Why Go to Honduras and to El Hogar?
Many children literally live “on the streets.” In the face of desperate poverty where the average annual income is under $1,000, children who should be in school are on the streets. The families they come from can no longer feed, clothe, or educate them. Their homes, little more than cardboard and tin pieced together, offer no space, no running water, and little hope of a future. Sniffing glue relieves their hunger pangs, while simultaneously destroying brain cells. Begging and stealing become the means to survive. Teenage gangs offer a sense of belonging. This is childhood for many in Honduras . This is the face of poverty.
El Hogar Projects, in the capital city of Tegucigalpa , is one small answer to these problems. Founded in 1979 and a mission project of the Episcopal Diocese of Honduras, El Hogar Projects provides food, clothing, shelter, education, and Christian development to some 250 children, aged 5-18. Unable to feed, clothe or otherwise provide for them, their families have found in El Hogar a path to a better future. El Hogar not only means home, El Hogar is home.
Why send a work team?
First, from the perspective of a team member, it is an opportunity to be part of a small, focused group of people who share an interest in learning and in serving others. It is an opportunity to see a part of the world that is vastly different from our own. It is an opportunity to get a sense of how the vast majority of humankind lives. It is an opportunity to have your mind, your eyes and your heart opened. It is an opportunity to give back a small bit of the blessings we have been given. It is an opportunity to live with, and to get to know, young children whose lives are being transformed and to experience an inkling of their sorrows and their joys. It is an opportunity to grow spiritually and to see the hand of God at work in the world.

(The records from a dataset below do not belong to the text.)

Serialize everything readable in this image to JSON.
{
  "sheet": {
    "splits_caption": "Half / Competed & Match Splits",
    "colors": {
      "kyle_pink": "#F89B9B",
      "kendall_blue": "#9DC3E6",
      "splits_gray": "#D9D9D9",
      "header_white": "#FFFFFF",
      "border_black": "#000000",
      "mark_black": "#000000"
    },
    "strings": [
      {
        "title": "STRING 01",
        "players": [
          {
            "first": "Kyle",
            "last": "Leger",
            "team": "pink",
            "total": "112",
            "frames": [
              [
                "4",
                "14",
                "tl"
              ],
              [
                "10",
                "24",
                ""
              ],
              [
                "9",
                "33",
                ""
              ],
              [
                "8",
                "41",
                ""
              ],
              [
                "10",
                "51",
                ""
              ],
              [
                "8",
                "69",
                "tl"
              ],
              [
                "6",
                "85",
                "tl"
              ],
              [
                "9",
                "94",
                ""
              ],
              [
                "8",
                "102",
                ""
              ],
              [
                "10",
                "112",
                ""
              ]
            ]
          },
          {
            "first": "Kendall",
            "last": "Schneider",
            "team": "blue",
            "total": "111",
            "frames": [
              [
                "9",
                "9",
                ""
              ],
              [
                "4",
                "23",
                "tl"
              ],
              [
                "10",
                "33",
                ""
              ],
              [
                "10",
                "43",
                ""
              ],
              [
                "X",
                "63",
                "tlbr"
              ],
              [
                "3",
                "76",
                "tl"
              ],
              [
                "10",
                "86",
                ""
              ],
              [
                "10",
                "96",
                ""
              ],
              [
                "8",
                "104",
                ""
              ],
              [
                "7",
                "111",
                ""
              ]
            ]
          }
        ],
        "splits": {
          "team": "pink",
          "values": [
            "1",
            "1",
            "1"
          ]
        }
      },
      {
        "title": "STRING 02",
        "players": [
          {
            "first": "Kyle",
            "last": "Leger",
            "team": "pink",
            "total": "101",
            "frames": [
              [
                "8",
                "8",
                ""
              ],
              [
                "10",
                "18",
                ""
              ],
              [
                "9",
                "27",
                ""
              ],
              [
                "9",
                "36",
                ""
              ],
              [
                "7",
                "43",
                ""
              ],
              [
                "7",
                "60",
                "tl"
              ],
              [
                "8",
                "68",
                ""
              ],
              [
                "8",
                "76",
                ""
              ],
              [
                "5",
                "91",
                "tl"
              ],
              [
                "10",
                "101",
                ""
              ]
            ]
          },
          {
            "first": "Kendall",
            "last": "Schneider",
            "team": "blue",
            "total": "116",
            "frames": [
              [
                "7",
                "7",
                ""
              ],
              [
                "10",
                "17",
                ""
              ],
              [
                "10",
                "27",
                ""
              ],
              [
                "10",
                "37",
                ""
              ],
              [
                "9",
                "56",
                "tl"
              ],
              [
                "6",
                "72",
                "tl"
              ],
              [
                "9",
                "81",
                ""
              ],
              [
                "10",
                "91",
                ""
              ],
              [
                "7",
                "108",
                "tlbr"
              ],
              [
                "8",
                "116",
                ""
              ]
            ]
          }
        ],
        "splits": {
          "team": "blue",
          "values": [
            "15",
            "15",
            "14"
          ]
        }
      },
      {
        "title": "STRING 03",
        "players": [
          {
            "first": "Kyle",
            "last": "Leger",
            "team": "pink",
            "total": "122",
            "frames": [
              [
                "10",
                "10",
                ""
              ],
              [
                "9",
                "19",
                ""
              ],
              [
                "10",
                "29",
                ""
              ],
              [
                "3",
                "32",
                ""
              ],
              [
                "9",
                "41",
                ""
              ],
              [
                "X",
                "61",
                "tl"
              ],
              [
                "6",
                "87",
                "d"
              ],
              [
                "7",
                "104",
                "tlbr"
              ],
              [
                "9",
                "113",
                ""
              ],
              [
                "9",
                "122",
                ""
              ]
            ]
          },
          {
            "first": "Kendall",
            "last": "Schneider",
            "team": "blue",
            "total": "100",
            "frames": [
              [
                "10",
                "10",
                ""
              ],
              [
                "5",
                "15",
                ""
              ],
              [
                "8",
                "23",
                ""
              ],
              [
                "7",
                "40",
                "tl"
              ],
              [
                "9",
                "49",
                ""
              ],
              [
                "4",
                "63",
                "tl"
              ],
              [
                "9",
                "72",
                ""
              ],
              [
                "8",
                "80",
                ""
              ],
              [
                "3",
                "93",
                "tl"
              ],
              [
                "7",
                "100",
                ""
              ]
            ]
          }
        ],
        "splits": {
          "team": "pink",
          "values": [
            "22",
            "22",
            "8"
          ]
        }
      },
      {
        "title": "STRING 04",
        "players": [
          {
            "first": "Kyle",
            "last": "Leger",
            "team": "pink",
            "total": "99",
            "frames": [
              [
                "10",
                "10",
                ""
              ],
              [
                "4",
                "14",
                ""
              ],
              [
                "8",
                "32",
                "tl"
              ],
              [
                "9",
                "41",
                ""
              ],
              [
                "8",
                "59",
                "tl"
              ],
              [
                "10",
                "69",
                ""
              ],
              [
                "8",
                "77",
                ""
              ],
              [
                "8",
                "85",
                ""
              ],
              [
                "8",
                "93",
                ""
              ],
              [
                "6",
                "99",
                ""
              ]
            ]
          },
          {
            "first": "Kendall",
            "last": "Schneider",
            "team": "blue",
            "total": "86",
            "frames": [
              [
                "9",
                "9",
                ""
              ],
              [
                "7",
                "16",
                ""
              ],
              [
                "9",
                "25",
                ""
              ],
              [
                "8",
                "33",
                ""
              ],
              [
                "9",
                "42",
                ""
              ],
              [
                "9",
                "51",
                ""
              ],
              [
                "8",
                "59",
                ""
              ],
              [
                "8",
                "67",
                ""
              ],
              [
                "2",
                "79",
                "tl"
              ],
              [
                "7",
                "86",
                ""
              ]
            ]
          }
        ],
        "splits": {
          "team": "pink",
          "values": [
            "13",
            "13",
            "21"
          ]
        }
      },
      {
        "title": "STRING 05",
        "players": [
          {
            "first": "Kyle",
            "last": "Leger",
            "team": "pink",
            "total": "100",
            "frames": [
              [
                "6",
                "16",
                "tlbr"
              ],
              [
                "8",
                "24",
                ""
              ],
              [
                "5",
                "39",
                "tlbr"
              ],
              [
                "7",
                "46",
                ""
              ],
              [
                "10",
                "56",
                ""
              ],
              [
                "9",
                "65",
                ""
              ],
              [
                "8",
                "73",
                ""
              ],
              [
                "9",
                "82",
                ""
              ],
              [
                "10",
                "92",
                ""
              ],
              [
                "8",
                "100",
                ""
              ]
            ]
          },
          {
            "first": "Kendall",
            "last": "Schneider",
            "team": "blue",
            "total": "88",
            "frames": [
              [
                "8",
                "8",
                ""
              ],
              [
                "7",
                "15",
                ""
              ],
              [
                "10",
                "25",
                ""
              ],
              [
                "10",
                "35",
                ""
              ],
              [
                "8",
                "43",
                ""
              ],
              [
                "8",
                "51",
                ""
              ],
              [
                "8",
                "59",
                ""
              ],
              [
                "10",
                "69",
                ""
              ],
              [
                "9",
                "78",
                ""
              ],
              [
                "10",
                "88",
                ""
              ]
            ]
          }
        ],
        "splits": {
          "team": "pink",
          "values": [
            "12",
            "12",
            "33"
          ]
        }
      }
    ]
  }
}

So how is this better for El Hogar than just sending money? Well, a work team comes to do work, yes. But more importantly, a work team comes to be present to these children and teachers, to learn from them, and to build a relationship with them and with the work El Hogar is doing. For this reason, work teams spend significant time participating in activities that are not all project work. In short, there is a deep human connection that is established that builds up all involved and is a key component in God's hope for us and for this ministry.